Lexicography. I will discuss certain phenomena that occur frequently in fiction texts, such as pragmatic particles (Mozharovskaya 2017) and idioms (Prušková 2013). I will argue that even a parallel corpus of limited size can give us interesting insights into these phenomena.

Grammar. The RuN parallel corpus is particularly well suited for the study of lexico-grammatical categories in Russian such as Aktionsarten (verbal prefixes), as studied in (Roos 2012) and converbs (Krave 2011). The translation of these constructions into English and Norwegian sheds light on the meaning of the prefixes and the morphology used in the converb constructions.



Grønn A. & Marijanović I. Russian in Contrast: form, meaning and parallel corpora. Oslo Studies in Language, 2(1), 2010.

Kharina A. Realia in Literary Translation. A quantitative and qualitative study of Russian realia in Norwegian and English translations, PhD thesis, University of Oslo, 2019.

Krave M.F. Converbs in Contrast: Russian converb constructions and their English and Norwegian counterparts.
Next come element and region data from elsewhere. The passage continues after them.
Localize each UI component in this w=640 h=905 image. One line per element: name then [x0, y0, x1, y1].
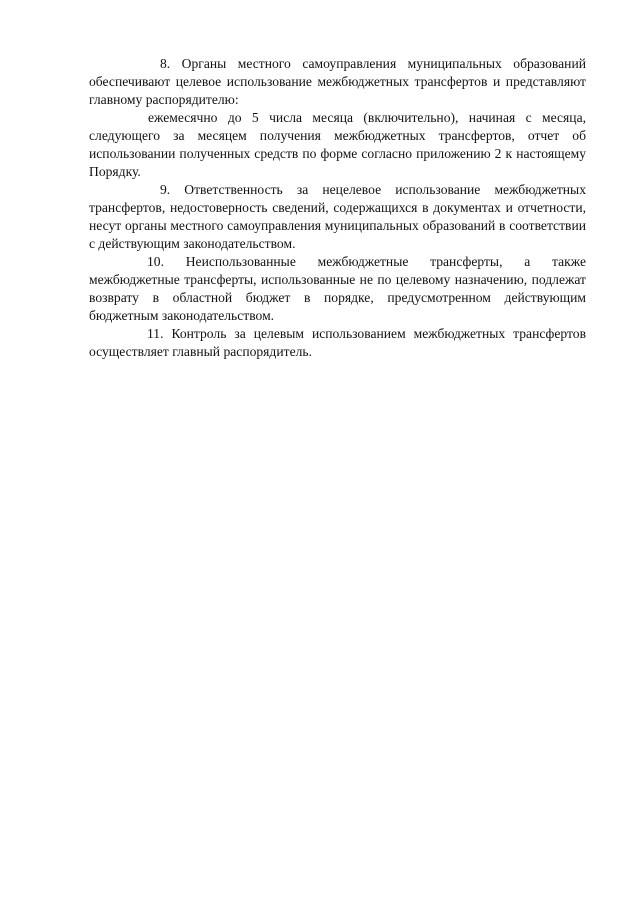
document-body: [89, 55, 586, 361]
paragraph-10: 10. Неиспользованные межбюджетные трансферты, а также межбюджетные трансферты, использованные не по целевому назначению, подлежат возврату в областной бюджет в порядке, предусмотренном действующим бюджетным законодательством.: [89, 254, 586, 323]
paragraph-8-subitem: ежемесячно до 5 числа месяца (включительно), начиная с месяца, следующего за месяцем получения межбюджетных трансфертов, отчет об использовании полученных средств по форме согласно приложению 2 к настоящему Порядку.: [89, 110, 586, 179]
paragraph-9: 9. Ответственность за нецелевое использование межбюджетных трансфертов, недостоверность сведений, содержащихся в документах и отчетности, несут органы местного самоуправления муниципальных образований в соответствии с действующим законодательством.: [89, 182, 586, 251]
paragraph-8: 8. Органы местного самоуправления муниципальных образований обеспечивают целевое использование межбюджетных трансфертов и представляют главному распорядителю:: [89, 56, 586, 107]
paragraph-11: 11. Контроль за целевым использованием межбюджетных трансфертов осуществляет главный распорядитель.: [89, 326, 586, 359]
PhD thesis, University of Oslo, 2011.

Mozharovskaya M. Русские субъективно-модальные частицы же и ведь и способы их отражения в норвежском языке. Master thesis, University of Oslo, 2017.

Prušková J. Kroppslige idiomer i russisk, norsk og tsjekkisk. Master thesis, University of Oslo, 2013.

Roos T. Изучение семантики начинательности и чистовидовой функции приставок за- и по- на основе сопоставительного анализа русского и норвежского языка, Master thesis, University of Oslo, 2012.